Сегодня премьера. С утра поехал за Сильвией[20]
. Что делать?! Премьера в общем удалась. Хотя если говорить о моем ощущении, то мне показалось, что зал был несколько холоден. Но сам зал с 2 500 людьми производит впечатление устрашающее. Продано в этот 1 кинотеатр 480 000 билетов. До 1 апреля. Говорил ничего. Сказал о работе, о трех летах нашей жизни, о гордости. По единодушному мнению, говорил хорошо. Потом был небольшой банкетик внизу в кафе. Получилось как-то очень тепло и хорошо. Пели, читали стихи. А потом поехали ко мне. Просидели до 6 утра. Было хорошо и грустно, что все уже кончилось. Я заметил: 3 категории оценивают фильм – советская власть, критика, зритель. Если советская власть + критика – хорошо, то зритель – плохо.
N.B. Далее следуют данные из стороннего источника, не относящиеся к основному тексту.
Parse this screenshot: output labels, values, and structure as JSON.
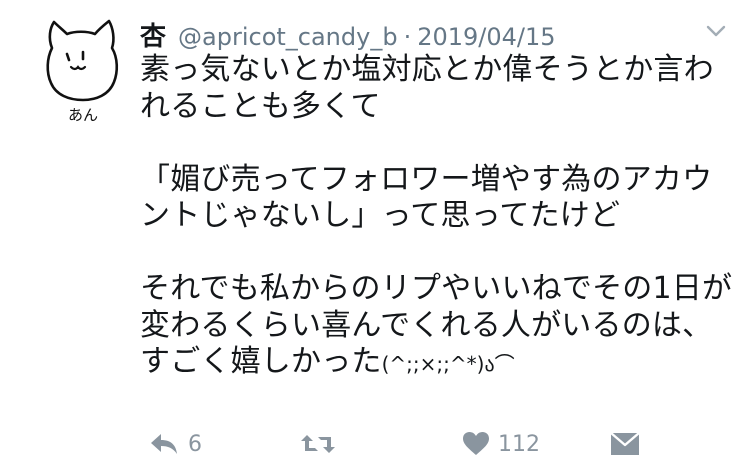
{
  "tweet": {
    "avatar_caption": "あん",
    "display_name": "杏",
    "handle": "@apricot_candy_b",
    "separator": "·",
    "date": "2019/04/15",
    "lines": [
      "素っ気ないとか塩対応とか偉そうとか言わ",
      "れることも多くて",
      "",
      "「媚び売ってフォロワー増やす為のアカウ",
      "ントじゃないし」って思ってたけど",
      "",
      "それでも私からのリプやいいねでその1日が",
      "変わるくらい喜んでくれる人がいるのは、"
    ],
    "last_line_text": "すごく嬉しかった",
    "kaomoji": "(^;;×;;^*)ა⌒",
    "reply_count": "6",
    "like_count": "112"
  },
  "colors": {
    "text": "#14171a",
    "secondary": "#657786",
    "action_gray": "#8a959f"
  },
  "icons": {
    "caret": "chevron-down-icon",
    "reply": "reply-icon",
    "retweet": "retweet-icon",
    "like": "heart-icon",
    "dm": "envelope-icon"
  }
}
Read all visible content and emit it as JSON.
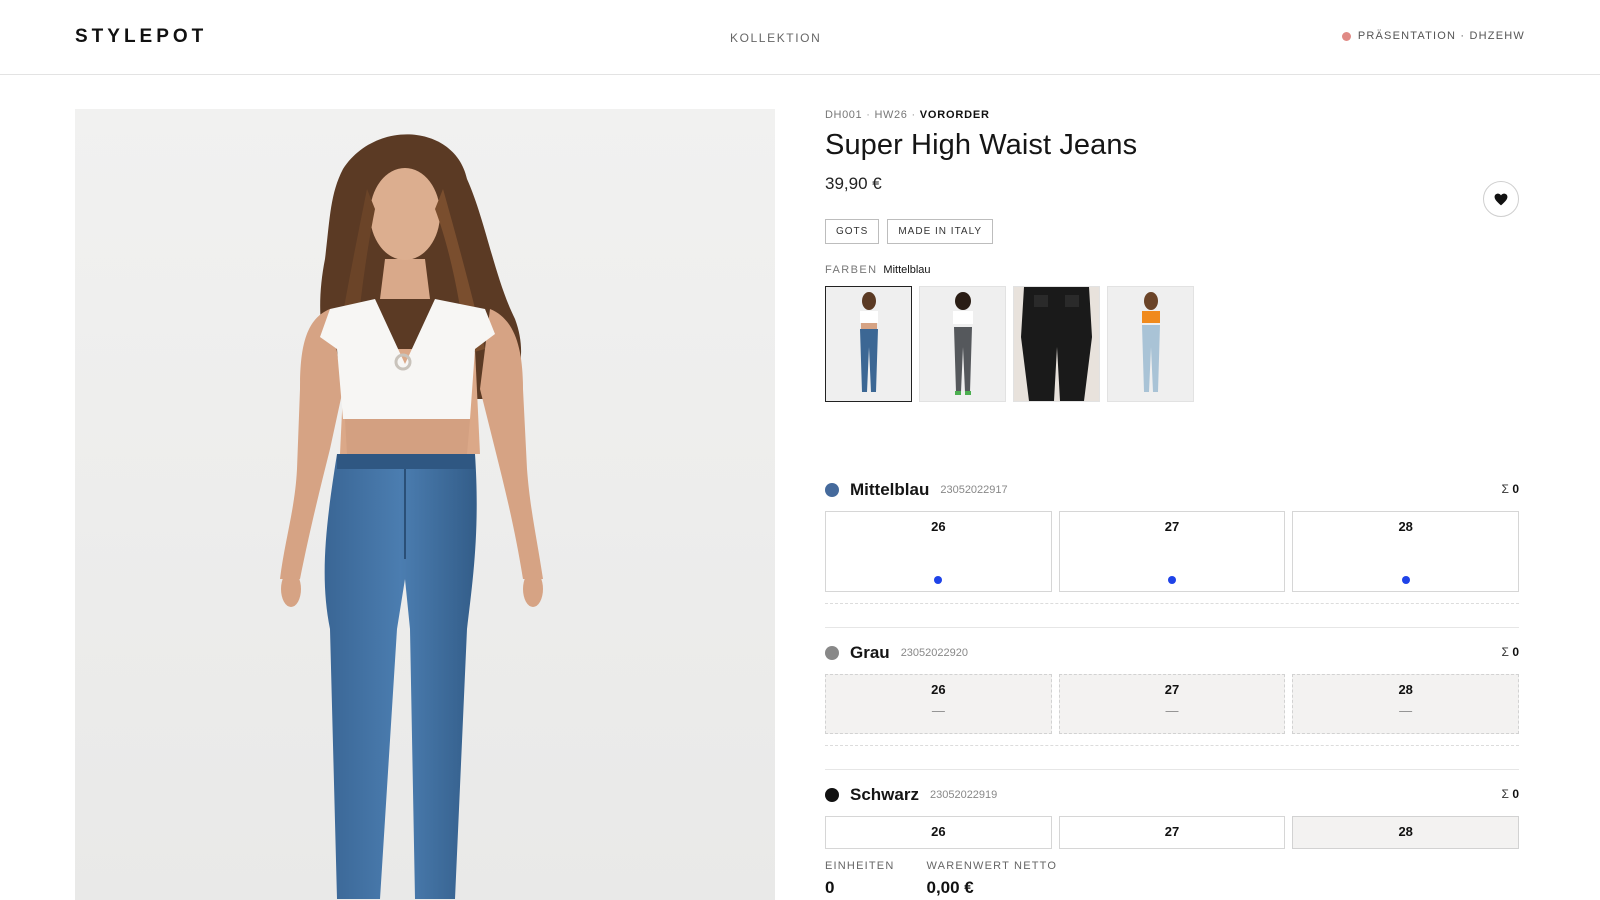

Если советская власть + зритель хорошо, критика – плохо. Если зритель + критика – хорошо, советская власть – плохо. У меня второй случай.Сегодня многие звонили. Звонили Бояровы. Всем понравился фильм. И будто бы сидящие за спиной молодые люди сказали, что «такие честные фильмы сейчас не делают». Звонил Парфенов. Очень хвалил. Звонил Кириллу[21]
Раевский. Тоже хвалил. А самому мне противно. Был бы Печорин – был бы потрясающий фильм. А так это все насколько мы ловко обманули, и только.Так хочется, чтобы все получилось с Черновым[22]
. Поехали в Комитет, и все было вроде так легко. Удалось встретить Тарасова, и он пообещал все сделать. Вечером произошла смешная история. Смотрели фигурное катание. Я ждал, ждал Белоусову и Протопопова и заснул. Точно. Проспал все от начала до конца. И проснулся с последним тактом музыки. А Нинка спрашивает: «Ну как?» Переутомился премьерой.Порой, когда идешь домой, ноги сами заворачивают в блочный дом, и, только уже завернув, вспоминаешь, что мамы и папы нет. Я не скажу, что сразу от этого обмираю. Нет, эта мысль приходит как-то просто и естественно. Очевидно, потому что сам уже ощущаешь свое приближение к ним, а не удаление от них. Но просто как-то становится странно, что их нет, и жалко, что они не могут порадоваться нашим радостям.
Может быть, и поэтому, когда переступаешь порог своей квартиры, сразу делается хорошо и тепло оттого, что все на месте и есть кому встретить. Да, мы, конечно, не понимали трагедии отца, когда он приходил в свою квартиру. Как же это мы, такие «тонкие» и «чуткие». Нельзя было его оставлять одного. А Нинка сидела на диване и вязала.